Ethanol production plummets as people drive less during pandemic

Ethanol production dropped some 35 percent over the last month, according to the U.S. Department of Energy. File Photo by Mark Cowan/UPI

EVANSVILLE, Ind., April 14 (UPI) — Ethanol plants across the country are shutting down due to greatly reduced demand for gasoline as Americans stay home to slow the spread of the coronavirus.

At least 44 of the nation’s 187 plants stopped production last week as prices hit record lows, said Josh Roe, the vice president of market development and policy at the Kansas Corn Growers Association. Another 62 had scaled back production by at least 50 percent.

Ethanol — which is made from corn — was trading at under 90 cents per gallon on Monday, down from nearly $1.50 at the start of the year, according to the Chicago Mercantile Exchange.

Industry groups expect production to continue to drop until more people begin to leave their homes and start to drive again.

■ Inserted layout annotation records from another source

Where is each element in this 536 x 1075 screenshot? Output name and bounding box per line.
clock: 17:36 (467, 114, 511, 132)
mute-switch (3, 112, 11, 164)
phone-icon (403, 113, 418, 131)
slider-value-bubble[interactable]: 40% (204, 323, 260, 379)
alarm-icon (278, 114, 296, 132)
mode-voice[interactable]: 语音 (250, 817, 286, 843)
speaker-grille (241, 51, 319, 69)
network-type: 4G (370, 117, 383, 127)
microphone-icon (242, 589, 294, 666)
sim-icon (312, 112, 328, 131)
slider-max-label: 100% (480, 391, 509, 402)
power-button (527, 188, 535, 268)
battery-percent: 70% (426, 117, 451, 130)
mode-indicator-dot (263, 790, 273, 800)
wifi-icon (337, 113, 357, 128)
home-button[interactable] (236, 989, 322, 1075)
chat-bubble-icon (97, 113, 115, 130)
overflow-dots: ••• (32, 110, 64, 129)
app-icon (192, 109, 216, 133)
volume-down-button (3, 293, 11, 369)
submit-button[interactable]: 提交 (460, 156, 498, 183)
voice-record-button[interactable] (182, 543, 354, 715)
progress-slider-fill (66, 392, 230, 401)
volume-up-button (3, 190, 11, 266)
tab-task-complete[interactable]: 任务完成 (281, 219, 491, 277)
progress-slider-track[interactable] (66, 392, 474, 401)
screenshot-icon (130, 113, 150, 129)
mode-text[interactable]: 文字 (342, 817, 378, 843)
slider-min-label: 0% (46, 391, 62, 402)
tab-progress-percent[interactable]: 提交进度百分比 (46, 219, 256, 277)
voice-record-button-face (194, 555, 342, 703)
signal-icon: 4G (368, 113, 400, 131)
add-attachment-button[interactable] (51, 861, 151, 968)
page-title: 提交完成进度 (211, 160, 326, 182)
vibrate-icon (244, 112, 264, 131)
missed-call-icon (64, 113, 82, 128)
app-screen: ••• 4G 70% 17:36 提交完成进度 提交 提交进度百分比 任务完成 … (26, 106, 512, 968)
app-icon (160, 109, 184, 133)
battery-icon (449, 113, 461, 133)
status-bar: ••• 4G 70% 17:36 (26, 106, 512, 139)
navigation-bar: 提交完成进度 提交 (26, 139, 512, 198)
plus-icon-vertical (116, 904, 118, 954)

“We’re not going to see ethanol production shut down entirely, because there is still demand,” said Brian Jennings, the CEO of the American Coalition for Ethanol, an industry group based in South Dakota.

“But, I don’t know how low production levels will fall. It will depend on how long the economy is ground to a halt,” he said.

Demand for ethanol is closely tied to demand for finished gasoline. Federal law outlined in the Renewable Fuel Standard requires that oil refiners blend a minimum percentage of biofuels into their petroleum products.

Most of the finished motor gasoline sold in the United States contains at least 10 percent ethanol.

Demand for ethanol and gasoline are falling at about the same rate. Finished motor gasoline production dropped more than 40 percent between Feb. 28 and April 3, according to the Department of Energy. Ethanol production during that same period dropped about 35 percent.

“The United States has the capability to produce 17 billion gallons of ethanol annually,” Jennings said. “We estimate that about 5 billion gallons of production have been shut off. So, we’re currently at about 12 billion gallons of annual production as of early April.”

These amounts still will be plenty to supply enough renewable fuels to meet the Renewable Fuel Standard obligations, Jennings said.

But that does not mean the industry will get through this period unscathed, he said.

The vanishing production threatens hundreds of ethanol plant jobs. It’s also delivering a major blow to the already weakened Midwest farm economy.

Roughly 40 percent of all the corn grown in the United States is used to make ethanol, according to the U.S. Department of Agriculture. Corn prices fell fast over the last month, dropping from $3.85 a bushel in early March to $3.30 on Monday.

What’s more, the closure of ethanol plants across the country means farmers are finding it difficult to sell their corn.

“Our local plant for corn is an ethanol plant,” said Aimee Bissell, a corn and soy grower in Bedford, Iowa. “They’ve stopped buying corn. So, even if we wanted to sell grain, we couldn’t to our local plant right now.”

Bissell, like other farmers across the Midwest, is preparing to plant her 2020 crop. It will include hundreds of acres of corn that she may or may not be able to sell this fall.

She’s not alone.

“The vast majority of farmers have already purchased their seed,” said the corn growers association’s Roe, who also farms corn and soybeans in Kansas. “I just don’t see a big shift [in planting] happening, despite the drop in price. It’s too late in the game for that.

“The only thing that will change this is for people to start driving again,” he said. “If people started commuting to work again, that would have an immediate impact.”